Former Arcadia boss Stuart Rose and Paul Myners, a non-executive director, were named yesterday as chief executive and interim chairman respectively.
In a dramatic move, they were announced as replacements for chief executive Roger Holmes and outgoing chairman Luc Vandevelde, who stepped down with immediate effect.
The changes were unveiled as entrepreneur Philip Green, who owns the Arcadia group, which includes Top Shop and Dorothy Perkins, and British Home Stores (Bhs), is expected to submit a bid for the company by the end of this week.
It had been claimed that the high street giant was lining up Mr Rose to fend off an expected £10bn (€15bn) takeover by the tycoon.
Mr Myners, who has been made interim chairman until a permanent appointment is made, said yesterday: “The board is very pleased to have somebody of Stuart’s experience and retail prowess to lead the company into the next phase of its strategic development.
“The board is grateful to Luc and Roger for putting in place many of the building blocks for the sustained recovery and growth of the business.”
The statement by the M&S board said Mr Rose brought a wealth of retail experience to the job and they believed he was “the ideal person to deliver the full potential of Marks & Spencer for the benefit of its shareholders and customers”.
Mr Rose said he was “thrilled” to have been appointed chief executive.
He added: “Marks & Spencer is a great company with a great history and a great reputation. I know the business well having spent the first 17 years of my retailing career with the company.
“My task is to harness the skills and energy of its people for the long term benefit of our customers and shareholders. I look forward to the challenge.”
Having secured the services of Mr Rose, Mr Vandevelde – who announced his intention to leave the board on May 10 because of “personal commitments” – has also left the company immediately because he felt it was “inappropriate to prolong his departure”, according to M&S.
Mr Vandevelde said: “I am delighted that Stuart Rose is joining Marks & Spencer and I wish him every success.
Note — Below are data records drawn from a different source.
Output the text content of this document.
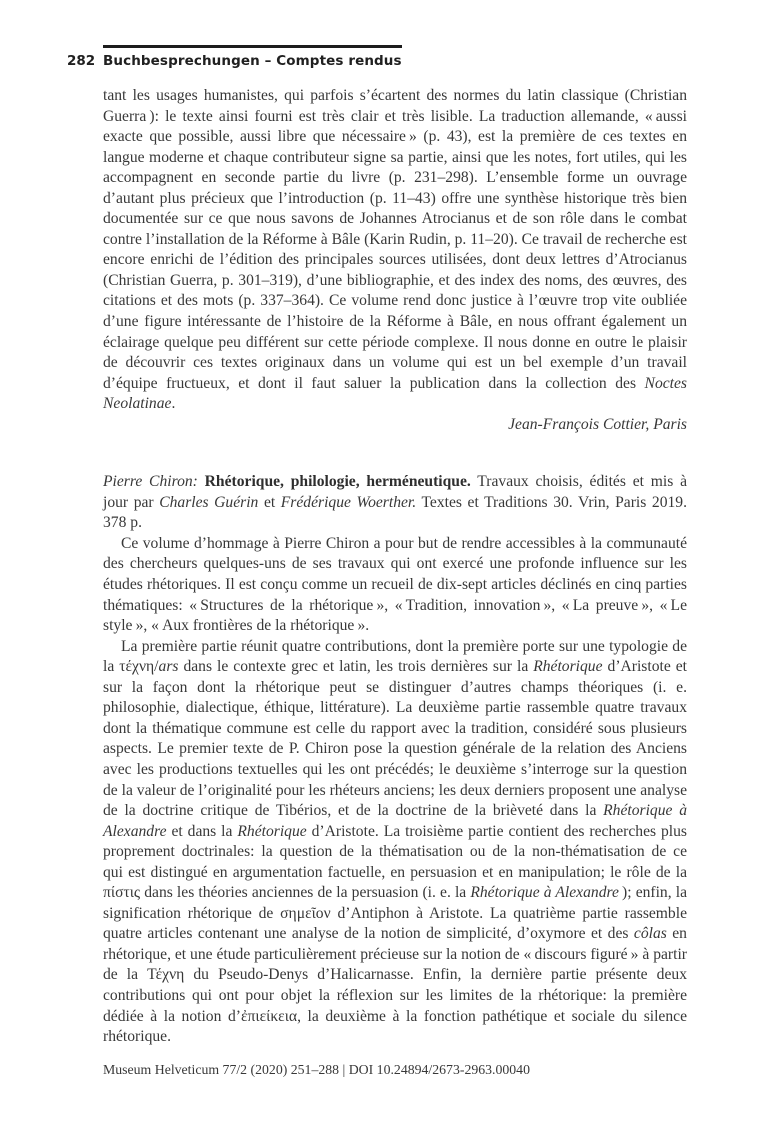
282 Buchbesprechungen – Comptes rendus

tant les usages humanistes, qui parfois s’écartent des normes du latin classique (Christian Guerra ): le texte ainsi fourni est très clair et très lisible. La traduction allemande, « aussi exacte que possible, aussi libre que nécessaire » (p. 43), est la première de ces textes en langue moderne et chaque contributeur signe sa partie, ainsi que les notes, fort utiles, qui les accompagnent en seconde partie du livre (p. 231–298). L’ensemble forme un ouvrage d’autant plus précieux que l’introduction (p. 11–43) offre une synthèse historique très bien documentée sur ce que nous savons de Johannes Atrocianus et de son rôle dans le combat contre l’installation de la Réforme à Bâle (Karin Rudin, p. 11–20). Ce travail de recherche est encore enrichi de l’édition des principales sources utilisées, dont deux lettres d’Atrocianus (Christian Guerra, p. 301–319), d’une bibliographie, et des index des noms, des œuvres, des citations et des mots (p. 337–364). Ce volume rend donc justice à l’œuvre trop vite oubliée d’une figure intéressante de l’histoire de la Réforme à Bâle, en nous offrant également un éclairage quelque peu différent sur cette période complexe. Il nous donne en outre le plaisir de découvrir ces textes originaux dans un volume qui est un bel exemple d’un travail d’équipe fructueux, et dont il faut saluer la publication dans la collection des Noctes Neolatinae.

Jean-François Cottier, Paris

Pierre Chiron: Rhétorique, philologie, herméneutique. Travaux choisis, édités et mis à jour par Charles Guérin et Frédérique Woerther. Textes et Traditions 30. Vrin, Paris 2019. 378 p.

Ce volume d’hommage à Pierre Chiron a pour but de rendre accessibles à la communauté des chercheurs quelques-uns de ses travaux qui ont exercé une profonde influence sur les études rhétoriques. Il est conçu comme un recueil de dix-sept articles déclinés en cinq parties thématiques: « Structures de la rhétorique », « Tradition, innovation », « La preuve », « Le style », « Aux frontières de la rhétorique ».

La première partie réunit quatre contributions, dont la première porte sur une typologie de la τέχνη/ars dans le contexte grec et latin, les trois dernières sur la Rhétorique d’Aristote et sur la façon dont la rhétorique peut se distinguer d’autres champs théoriques (i. e. philosophie, dialectique, éthique, littérature). La deuxième partie rassemble quatre travaux dont la thématique commune est celle du rapport avec la tradition, considéré sous plusieurs aspects. Le premier texte de P. Chiron pose la question générale de la relation des Anciens avec les productions textuelles qui les ont précédés; le deuxième s’interroge sur la question de la valeur de l’originalité pour les rhéteurs anciens; les deux derniers proposent une analyse de la doctrine critique de Tibérios, et de la doctrine de la brièveté dans la Rhétorique à Alexandre et dans la Rhétorique d’Aristote. La troisième partie contient des recherches plus proprement doctrinales: la question de la thématisation ou de la non-thématisation de ce qui est distingué en argumentation factuelle, en persuasion et en manipulation; le rôle de la πίστις dans les théories anciennes de la persuasion (i. e. la Rhétorique à Alexandre ); enfin, la signification rhétorique de σημεῖον d’Antiphon à Aristote. La quatrième partie rassemble quatre articles contenant une analyse de la notion de simplicité, d’oxymore et des côlas en rhétorique, et une étude particulièrement précieuse sur la notion de « discours figuré » à partir de la Τέχνη du Pseudo-Denys d’Halicarnasse. Enfin, la dernière partie présente deux contributions qui ont pour objet la réflexion sur les limites de la rhétorique: la première dédiée à la notion d’ἐπιείκεια, la deuxième à la fonction pathétique et sociale du silence rhétorique.

Museum Helveticum 77/2 (2020) 251–288 | DOI 10.24894/2673-2963.00040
I wish I could have stayed to see Marks & Spencer through the present circumstances but I can leave with the comfort that the company is in the best hands.”
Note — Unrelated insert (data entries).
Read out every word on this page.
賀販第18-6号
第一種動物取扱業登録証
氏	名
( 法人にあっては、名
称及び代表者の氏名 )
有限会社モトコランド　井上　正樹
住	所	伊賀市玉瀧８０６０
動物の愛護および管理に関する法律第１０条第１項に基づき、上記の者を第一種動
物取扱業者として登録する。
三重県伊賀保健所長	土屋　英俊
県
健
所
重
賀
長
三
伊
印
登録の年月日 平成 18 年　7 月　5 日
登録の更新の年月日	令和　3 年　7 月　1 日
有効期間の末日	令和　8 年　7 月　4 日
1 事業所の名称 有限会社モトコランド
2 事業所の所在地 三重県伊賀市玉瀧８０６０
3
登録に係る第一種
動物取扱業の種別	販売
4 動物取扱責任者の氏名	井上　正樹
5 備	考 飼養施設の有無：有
Mr Rose will be joined on the board by Charles Wilson, who has worked with him at Argos, Booker and Arcadia, and Steven Sharp is also to join the management team.
Billionaire retailer Mr Green is reportedly preparing to use £1bn (€1.5bn) of his personal fortune to fund the bid, with the rest coming from banks and existing M&S shareholders, who will be offered shares in a new company to be listed on the Alternative Investment Market.
The appointment of Mr Rose to lead M&S’s defence against Mr Green would constitute a major U-turn for the beleaguered retailer’s board, one report claimed yesterday.
M&S has previously ruled out appointing Mr Rose, 55, to replace Mr Vandevelde, the Daily Telegraph reported.
The board has been forced to change its mind following widespread pressure from institutional shareholders including fund managers Isis and Scottish Widows, the newspaper said.
M&S investors were also reported to have been demanding the immediate departure of part-time chairman Mr Vandevelde.
Chief executive Roger Holmes had also faced criticism in the City.
Meanwhile, City watchdog the Financial Services Authority has said it is looking into dealing in M&S shares prior to last Thursday’s announcement by Mr Green, which sent the retailer’s shares up by more than 18%.
In a statement issued on Friday, the FSA said it had “noted the price movement prior to the announcement and, in line with our policy of reviewing all suspicious price movements, is reviewing trading in Marks & Spencer’s shares and related derivatives”.
M&S is reported to have issued about 20 section 212 notices last Friday, which force shareholders to reveal their identity.